Indiana Dunes offer a new perspective on a familiar friend
You've been to Bradford Beach, you've walked the dunes at Kohler-Andrae, you've camped at Harrington Beach and you've done Door County to death, but you still want a Lake Michigan outdoor adventure. Why not head south and check out the beautiful Indiana Dunes?
While there's no admission fee to the National Lakeshore, there is a daily user fee for the state park, but it's just $12 for out-of-state cars.
Here are five great reasons to check it out.
1. Lake Michigan
Not only can you get a new perspective on a familiar friend, you can rent boats and jet skis at Marina Shores in Portage, as well as kayaks and canoes at Miller's Marine in Portage. Stoke Riders in Porter rents paddleboards, skimboards and kiteboards, too. Wanna really dive into Lake Michigan? IndianaShipwrecks.org runs dives down to a 1922 shipwreck located near the state park.

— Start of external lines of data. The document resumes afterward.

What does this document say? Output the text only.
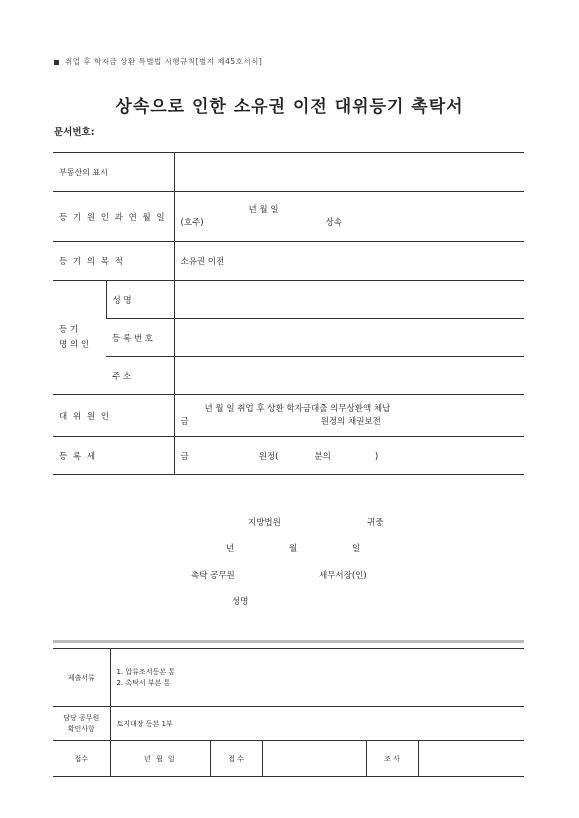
취업 후 학자금 상환 특별법 시행규칙[별지 제45호서식]
상속으로 인한 소유권 이전 대위등기 촉탁서
문서번호:
부동산의 표시		
등 기 원 인 과 연 월 일		년 월 일
(호주) 상속

등 기 의 목 적		소유권 이전

등 기
명 의 인	성 명	
	등 록 번 호	
	주 소	
대 위 원 인		년 월 일 취업 후 상환 학자금대출 의무상환액 체납
금 원정의 채권보전

등 록 세		금 원정( 분의 )
지방법원	귀중
년	월	일
촉탁 공무원	세무서장(인)
성명
제출서류	1. 압류조서등본 통
2. 촉탁서 부본 통				

담당 공무원
확인사항	토지대장 등본 1부				
접수	년 월 일	접 수		조 사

The sandy shore at the state park is a great summer playground. USA Today called it one of the 10 best freshwater beaches in the country, Coastal Living Magazine named it as one of the 10 best beaches and Parents Magazine dubbed it one of the 10 best family beaches. And it's got a gorgeous 1929-30 pavilion (see below).
There are great hiking trails not only in the state park but throughout the entire national lakeshore area, too. If you're up for a challenge, 3 Dune Challenge. A 1.5-mile trail connects the tallest dunes – Mt. Tom (192 feet above the lake), Mt. Holden (184 feet) and Mt. Jackson (176). On the trails you'll traverse forests, beach and other lakeshore habitats.
When you enter the state park, you'll pass through some lovely art deco gatehouses and then, at the beach, you'll find the stunning pavilion, which has been undergoing renovations recently.
During the season, the brick building is open, offering snacks and restrooms. When the renovation is complete, there will also be a restaurant with rooftop dining, a banquet space, programming and exhibits on history, too.
Don't forget to drive east out of the state park, too, to visit the Century of Progress homes – built as model homes for the 1933 Chicago World's Fair – along the lakefront in Beverly Shores. The homes are typically open for visits each October.
The state park has a campground that is a quick walk from the shore and also has access to many of the trails. It makes a great base for a dunes visit.